Basically, what we can do is take the output of each hidden layer, and feed it back to itself as an additional input. Each node of the hidden layer receives both the list of inputs from the previous layer and the list of outputs of the current layer in the last time step. (So if the input layer has 5 values, and the hidden layer has 3 nodes, each hidden node receives as input a total of 5+3=8 values.)
We can show this more clearly by unwrapping the network along the time axis:
In this representation, each horizontal line of layers is the network running at a single time step. Each hidden layer receives both input from the previous layer and input from itself one time step in the past.
The power of this is that it enables the network to have a simple version of memory, with very minimal overhead. This opens up the possibility of variable-length input and output: we can feed in inputs one-at-a-time, and let the network combine them using the state passed from each time step.
- QUOTE: Notice that in the basic feedforward network, there is a single direction in which the information flows: from input to output. But in a recurrent neural network, this direction constraint does not exist. There are a lot of possible networks that can be classified as recurrent, but we will focus on one of the simplest and most practical.
1990
- (Elman, 1990) ⇒ Jeffrey L. Elman. (1990). “Finding Structure in Time." Cognitive science 14, no. 2
- QUOTE: Time underlies many interesting human behaviors. Thus, the question of how to represent time in connectionist models is very important. One approach is to represent time implicitly by its effects on processing rather than explicitly (as in a spatial representation). The current report develops a proposal along these lines first described by Jordan (1986) which involves the use of recurrent links in order to provide networks with a dynamic memory. In this approach, hidden unit patterns are fed back to themselves; the internal representations which develop thus reflect task demands in the context of prior internal states. A set of simulations is reported which range from relatively simple problems (temporal version of XOR) to discovering syntactic / semantic features for words.

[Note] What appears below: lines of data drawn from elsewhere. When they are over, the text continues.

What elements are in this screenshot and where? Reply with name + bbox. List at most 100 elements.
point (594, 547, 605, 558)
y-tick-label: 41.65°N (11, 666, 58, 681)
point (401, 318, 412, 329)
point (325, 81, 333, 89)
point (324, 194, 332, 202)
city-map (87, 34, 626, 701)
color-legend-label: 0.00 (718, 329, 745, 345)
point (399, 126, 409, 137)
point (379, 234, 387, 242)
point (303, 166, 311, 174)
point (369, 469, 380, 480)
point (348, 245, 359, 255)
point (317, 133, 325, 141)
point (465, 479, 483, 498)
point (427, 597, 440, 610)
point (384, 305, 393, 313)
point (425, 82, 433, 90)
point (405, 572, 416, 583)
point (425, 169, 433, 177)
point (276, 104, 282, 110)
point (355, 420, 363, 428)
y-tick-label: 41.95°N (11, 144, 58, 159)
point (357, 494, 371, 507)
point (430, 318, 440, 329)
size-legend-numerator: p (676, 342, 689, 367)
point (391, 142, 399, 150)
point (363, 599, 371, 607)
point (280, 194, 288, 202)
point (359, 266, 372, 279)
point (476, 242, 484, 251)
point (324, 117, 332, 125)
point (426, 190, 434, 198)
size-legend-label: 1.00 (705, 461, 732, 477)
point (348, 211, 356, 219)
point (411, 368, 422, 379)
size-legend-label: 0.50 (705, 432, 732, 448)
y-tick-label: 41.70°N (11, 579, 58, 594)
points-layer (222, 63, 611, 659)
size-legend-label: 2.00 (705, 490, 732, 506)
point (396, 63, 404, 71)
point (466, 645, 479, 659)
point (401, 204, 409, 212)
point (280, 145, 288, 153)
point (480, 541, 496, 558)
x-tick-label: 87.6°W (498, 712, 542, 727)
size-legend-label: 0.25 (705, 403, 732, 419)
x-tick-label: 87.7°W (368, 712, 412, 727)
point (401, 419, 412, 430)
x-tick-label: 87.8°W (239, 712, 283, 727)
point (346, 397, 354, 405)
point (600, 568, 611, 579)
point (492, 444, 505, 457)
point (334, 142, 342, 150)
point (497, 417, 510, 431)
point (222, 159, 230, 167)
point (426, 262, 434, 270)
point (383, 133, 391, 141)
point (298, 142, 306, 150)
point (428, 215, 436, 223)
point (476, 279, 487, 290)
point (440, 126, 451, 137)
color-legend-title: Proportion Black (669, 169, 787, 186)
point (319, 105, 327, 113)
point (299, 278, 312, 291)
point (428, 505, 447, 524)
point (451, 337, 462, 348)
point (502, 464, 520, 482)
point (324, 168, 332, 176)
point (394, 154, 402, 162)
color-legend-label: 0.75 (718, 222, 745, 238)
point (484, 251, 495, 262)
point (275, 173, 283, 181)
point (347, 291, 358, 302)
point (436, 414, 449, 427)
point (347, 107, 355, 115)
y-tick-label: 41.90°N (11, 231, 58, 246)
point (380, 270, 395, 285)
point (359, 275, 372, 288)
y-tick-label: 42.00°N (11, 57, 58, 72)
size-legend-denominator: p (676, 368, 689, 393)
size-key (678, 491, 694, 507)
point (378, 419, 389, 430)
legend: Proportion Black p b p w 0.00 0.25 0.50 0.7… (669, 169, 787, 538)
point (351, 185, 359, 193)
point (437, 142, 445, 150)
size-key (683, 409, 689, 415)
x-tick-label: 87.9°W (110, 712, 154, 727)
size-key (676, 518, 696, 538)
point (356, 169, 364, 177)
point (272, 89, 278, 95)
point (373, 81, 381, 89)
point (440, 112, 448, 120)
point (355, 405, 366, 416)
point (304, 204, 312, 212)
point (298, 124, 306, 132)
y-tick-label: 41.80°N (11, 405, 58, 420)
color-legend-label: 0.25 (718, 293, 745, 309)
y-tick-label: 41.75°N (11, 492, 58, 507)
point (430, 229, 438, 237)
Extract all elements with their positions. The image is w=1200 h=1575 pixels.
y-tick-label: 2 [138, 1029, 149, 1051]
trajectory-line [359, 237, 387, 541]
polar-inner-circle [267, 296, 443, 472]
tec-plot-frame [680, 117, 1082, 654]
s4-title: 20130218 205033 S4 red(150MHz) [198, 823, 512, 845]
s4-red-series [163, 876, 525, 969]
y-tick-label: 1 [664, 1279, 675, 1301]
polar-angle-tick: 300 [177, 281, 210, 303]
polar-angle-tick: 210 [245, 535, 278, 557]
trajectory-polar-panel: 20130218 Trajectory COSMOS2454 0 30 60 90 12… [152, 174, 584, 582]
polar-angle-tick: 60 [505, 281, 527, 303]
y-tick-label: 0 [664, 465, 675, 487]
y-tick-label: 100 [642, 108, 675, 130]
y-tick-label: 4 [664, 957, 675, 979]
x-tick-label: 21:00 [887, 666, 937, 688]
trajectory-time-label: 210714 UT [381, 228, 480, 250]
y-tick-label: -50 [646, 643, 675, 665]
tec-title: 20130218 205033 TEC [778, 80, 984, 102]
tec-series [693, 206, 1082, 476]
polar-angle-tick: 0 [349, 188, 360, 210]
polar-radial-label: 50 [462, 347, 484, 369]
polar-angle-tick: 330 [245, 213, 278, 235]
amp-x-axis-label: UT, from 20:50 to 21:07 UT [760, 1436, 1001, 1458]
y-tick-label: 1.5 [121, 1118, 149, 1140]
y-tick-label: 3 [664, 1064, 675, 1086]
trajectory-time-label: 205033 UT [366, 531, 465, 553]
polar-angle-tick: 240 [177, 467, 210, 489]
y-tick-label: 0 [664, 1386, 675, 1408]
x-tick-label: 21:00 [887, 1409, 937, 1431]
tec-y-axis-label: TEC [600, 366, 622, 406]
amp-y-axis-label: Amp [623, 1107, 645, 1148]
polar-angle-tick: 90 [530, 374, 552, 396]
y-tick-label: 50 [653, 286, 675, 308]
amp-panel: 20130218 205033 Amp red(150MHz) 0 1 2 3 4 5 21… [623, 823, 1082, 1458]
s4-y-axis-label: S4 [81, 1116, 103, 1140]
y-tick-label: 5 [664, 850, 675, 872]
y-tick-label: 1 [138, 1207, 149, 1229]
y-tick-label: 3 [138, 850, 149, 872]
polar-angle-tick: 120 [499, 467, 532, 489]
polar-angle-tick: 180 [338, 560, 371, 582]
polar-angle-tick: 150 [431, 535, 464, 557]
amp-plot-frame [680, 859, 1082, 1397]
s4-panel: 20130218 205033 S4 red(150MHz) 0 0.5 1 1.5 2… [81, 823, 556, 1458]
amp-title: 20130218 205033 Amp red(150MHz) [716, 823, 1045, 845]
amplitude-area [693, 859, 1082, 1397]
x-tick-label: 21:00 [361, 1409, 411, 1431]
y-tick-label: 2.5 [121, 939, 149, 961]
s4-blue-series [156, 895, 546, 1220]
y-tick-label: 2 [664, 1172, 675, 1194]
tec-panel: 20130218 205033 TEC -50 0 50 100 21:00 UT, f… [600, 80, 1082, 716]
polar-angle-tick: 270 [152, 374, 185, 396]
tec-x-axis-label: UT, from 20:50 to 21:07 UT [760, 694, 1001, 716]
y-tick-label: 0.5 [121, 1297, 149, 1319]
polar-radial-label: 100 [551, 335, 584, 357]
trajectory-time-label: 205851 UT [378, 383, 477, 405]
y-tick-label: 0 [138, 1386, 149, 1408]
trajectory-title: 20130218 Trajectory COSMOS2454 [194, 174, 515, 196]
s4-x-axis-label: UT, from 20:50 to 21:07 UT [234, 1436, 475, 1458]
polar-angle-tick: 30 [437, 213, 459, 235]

The networks are able to learn interesting internal representations which incorporate task demands with memory demands; indeed, in this approach the notion of memory is inextricably bound up with task processing. These representations reveal a rich structure, which allows them to be highly context-dependent, while also expressing generalizations across classes of items. These representations suggest a method for representing lexical categories and the type / token distinction.